Ночь выдалась мглистая, сырая. Дождик не дождик, а так, пыль водяная оседала на шлемы, на стволы тюфяков. Тихо было вокруг, только вечно текущая обская вода вдоль бортов шуршит.
Было далеко за полночь, когда Федька негромко постучал в палубу прикладом ручницы два раза, а потом спустя малое время – еще. Перегнулся через борт и удостоверился, что оконце, прорезанное близко к воде, трижды осветилось. Ну, с Богом!
Едва слышный плеск весел раздался неожиданно близко. Как тати подкрадываются, тишком!
Из темноты наплывало на ушкуй что-то черное, большое.
Облас мягко прислонился к борту.
Федька с носа выпалил из ручницы вдоль обласа, в самую толпу остяцких воинов. Вскочившие на ноги дети боярские дружно ударили из ручниц. Вспыхнули факелы, выхватив из темноты заметавшихся остяков.
С ушкуя снова трескучим раскатом ударили ручницы – другие дети боярские выскочили к борту с заряженным оружием.
Толстый урт в медном шлеме что-то закричал, размахивая саблей.

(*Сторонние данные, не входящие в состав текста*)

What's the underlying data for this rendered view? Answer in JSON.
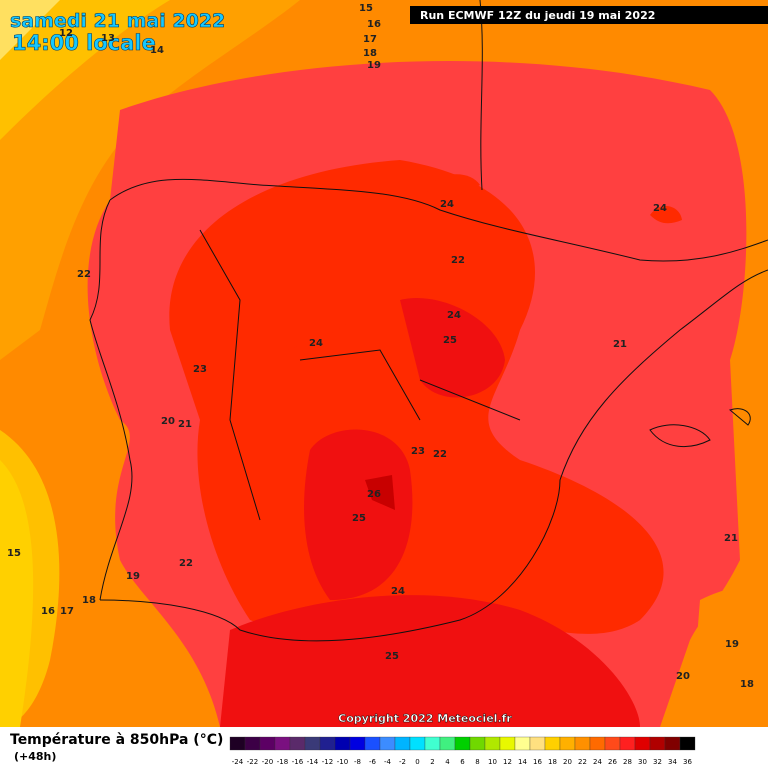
{
  "header": {
    "date": "samedi 21 mai 2022",
    "time": "14:00 locale",
    "run": "Run ECMWF 12Z du jeudi 19 mai 2022"
  },
  "contour_labels": [
    15,
    16,
    17,
    18,
    19,
    12,
    13,
    14,
    24,
    24,
    22,
    22,
    24,
    25,
    24,
    23,
    21,
    20,
    21,
    23,
    22,
    26,
    25,
    22,
    21,
    19,
    15,
    16,
    17,
    18,
    24,
    25,
    19,
    20,
    18
  ],
  "copyright": "Copyright 2022 Meteociel.fr",
  "legend": {
    "title": "Température à 850hPa (°C)",
    "subtitle": "(+48h)",
    "ticks": [
      -24,
      -22,
      -20,
      -18,
      -16,
      -14,
      -12,
      -10,
      -8,
      -6,
      -4,
      -2,
      0,
      2,
      4,
      6,
      8,
      10,
      12,
      14,
      16,
      18,
      20,
      22,
      24,
      26,
      28,
      30,
      32,
      34,
      36
    ],
    "colors": [
      "#1e0024",
      "#3c0046",
      "#5c0064",
      "#7a1080",
      "#5a2a6a",
      "#3a3a78",
      "#202090",
      "#0000b0",
      "#0000e0",
      "#1a50ff",
      "#3c8cff",
      "#00b4ff",
      "#00e0ff",
      "#40ffd0",
      "#40f080",
      "#00d000",
      "#70d800",
      "#b0e800",
      "#e8f800",
      "#ffff90",
      "#ffe080",
      "#ffd000",
      "#ffb000",
      "#ff9000",
      "#ff6a00",
      "#ff4a1a",
      "#ff2020",
      "#e00000",
      "#b00000",
      "#800000",
      "#000000"
    ]
  }
}
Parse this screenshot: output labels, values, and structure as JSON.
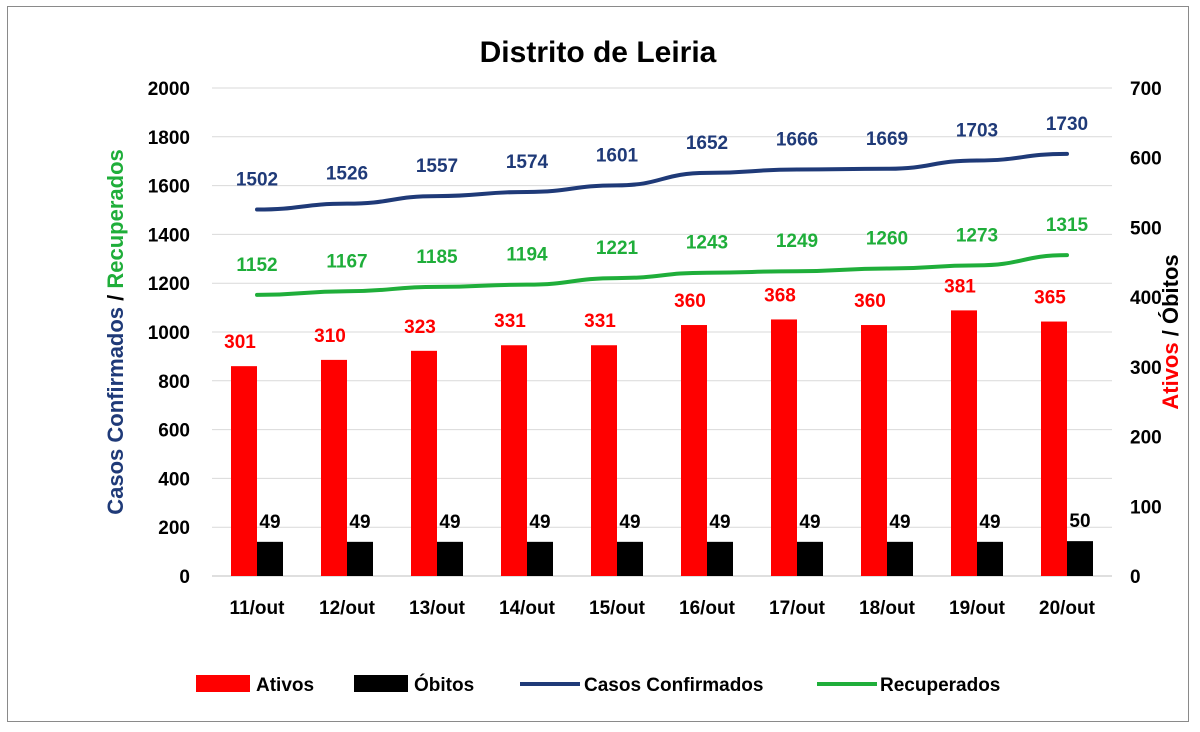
{
  "chart_data": {
    "type": "bar",
    "title": "Distrito de Leiria",
    "categories": [
      "11/out",
      "12/out",
      "13/out",
      "14/out",
      "15/out",
      "16/out",
      "17/out",
      "18/out",
      "19/out",
      "20/out"
    ],
    "left_axis": {
      "label_part1": "Casos Confirmados",
      "label_sep": " / ",
      "label_part2": "Recuperados",
      "ylim": [
        0,
        2000
      ],
      "ticks": [
        "0",
        "200",
        "400",
        "600",
        "800",
        "1000",
        "1200",
        "1400",
        "1600",
        "1800",
        "2000"
      ]
    },
    "right_axis": {
      "label_part1": "Ativos",
      "label_sep": " / ",
      "label_part2": "Óbitos",
      "ylim": [
        0,
        700
      ],
      "ticks": [
        "0",
        "100",
        "200",
        "300",
        "400",
        "500",
        "600",
        "700"
      ]
    },
    "series": [
      {
        "name": "Ativos",
        "kind": "bar",
        "axis": "right",
        "color": "#ff0000",
        "values": [
          301,
          310,
          323,
          331,
          331,
          360,
          368,
          360,
          381,
          365
        ]
      },
      {
        "name": "Óbitos",
        "kind": "bar",
        "axis": "right",
        "color": "#000000",
        "values": [
          49,
          49,
          49,
          49,
          49,
          49,
          49,
          49,
          49,
          50
        ]
      },
      {
        "name": "Casos Confirmados",
        "kind": "line",
        "axis": "left",
        "color": "#1f3a78",
        "values": [
          1502,
          1526,
          1557,
          1574,
          1601,
          1652,
          1666,
          1669,
          1703,
          1730
        ]
      },
      {
        "name": "Recuperados",
        "kind": "line",
        "axis": "left",
        "color": "#1fae3a",
        "values": [
          1152,
          1167,
          1185,
          1194,
          1221,
          1243,
          1249,
          1260,
          1273,
          1315
        ]
      }
    ],
    "legend_position": "bottom",
    "grid": true
  }
}
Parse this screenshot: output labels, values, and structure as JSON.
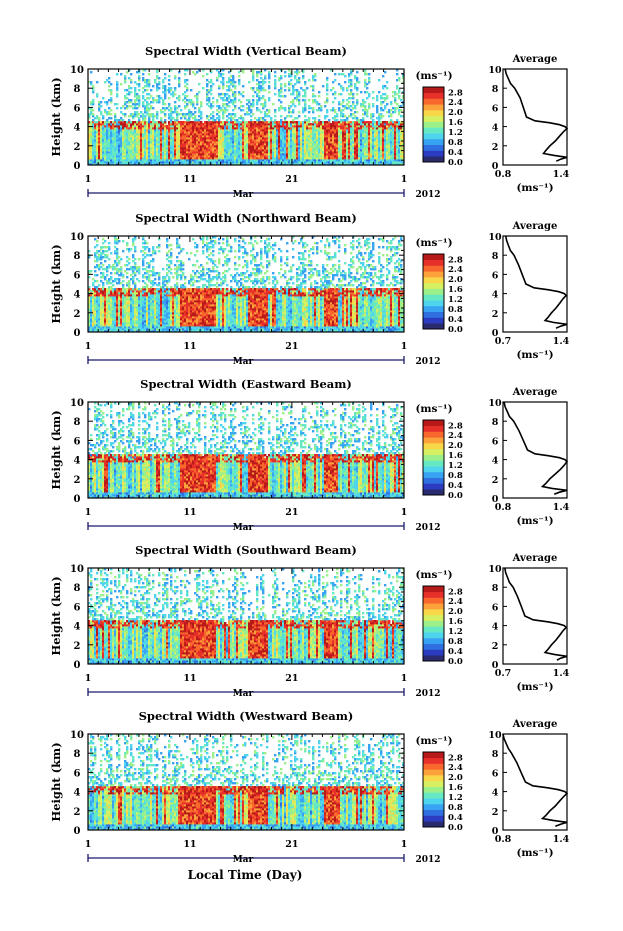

Остяцкие воины принялись отталкивать свой облас от ушкуя древками копий.
Аксай сунул в руку Федьке заряженную ручницу, ткнул указательным пальцем в толстого урта:
– Воевода, поди, ихний!
Федька тщательно прицелился, прижал к затравке фитиль.
Толстый урт взмахнул руками и упал.
Но остяки успели оттолкнуть облас. Ширилась полоса взбаламученной, дрожащей багровыми отблесками факелов воды. Тогда ударили тюфяки – почти в упор, смертоносно.
Облас вздрогнул, начал тонуть.
Загорелись факелы на караульных ушкуях – они спешили на помощь, охватывая облас кольцом. Но все было уже кончено. Взбурлила вода. Поднялась огромным пузырем и поглотила остяцкое судно, только обломки дерева и круглые шапки покачивались на поверхности.
– Знатно встретили лиходеев, знатно! – возбужденно говорил, подходя к Федьке, Иван Луточна.
– Ты вот что, – остановил его Федька, – вели остяцких женок развязать. Задохнутся еще с тряпицами во рту…
Ни радости не чувствовал Федька, ни удовлетворения. Может, не надо было так – всех разом на дно? Больно уж зло получилось. Как на облавной охоте беззащитное зверье били…
Сказал о своих сомнениях Салтыку (не удержался воевода, прибежал с берега на легкой ладье сразу после боя!). Но воевода Федькиных сомнений не разделил. Сказал, что распорядился Федька как истинный воевода, урок уртам преподал, больше не сунутся.
Потом приплывали ладьи с других ушкуев, отвозили обратно детей боярских, посаженных в засаду. Потом сам Федька к князю Федору Семеновичу Курбскому ездил – пожелал большой воевода самолично расспросить очевидца. Так в колготе и прошла вся ночь.
Утром Федька обошел ушкуй. Кое-где выдернул из борта остяцкие стрелы (успели-таки урты луки натянуть!). Заглянул в каморки к князьям.
Лор-уз посередине каморки на коленях стоит, лепечет испуганно, что не виноват. Напали-де урты без его воли. А ему, Лор-узу, на русской большой лодке даже нравится: еды много дают и с женщиной спать позволяют. Совсем потерял лицо князец!
Игичей на скрип двери даже не обернулся. Как лежал на лавке, уперевшись носом в стену, так и остался лежать. Федька даже за плечо его потеребил: живой ли? Оказалось – живой, только злой очень.
На палубе спохватился: где Сулея? Всегда выходила восход солнца встречать, а нынче нет ее. Может, спит?
Нырнул, обеспокоенный, в женскую каморку. Так и есть, под своим одеялом из беличьих лапок лежит. Подошел, осторожно приподнял одеяло.
Между лопатками Сулеи торчала рукоятка остяцкого охотничьего ножа…
Ох, бабья злобная глупость! Свою зарезали!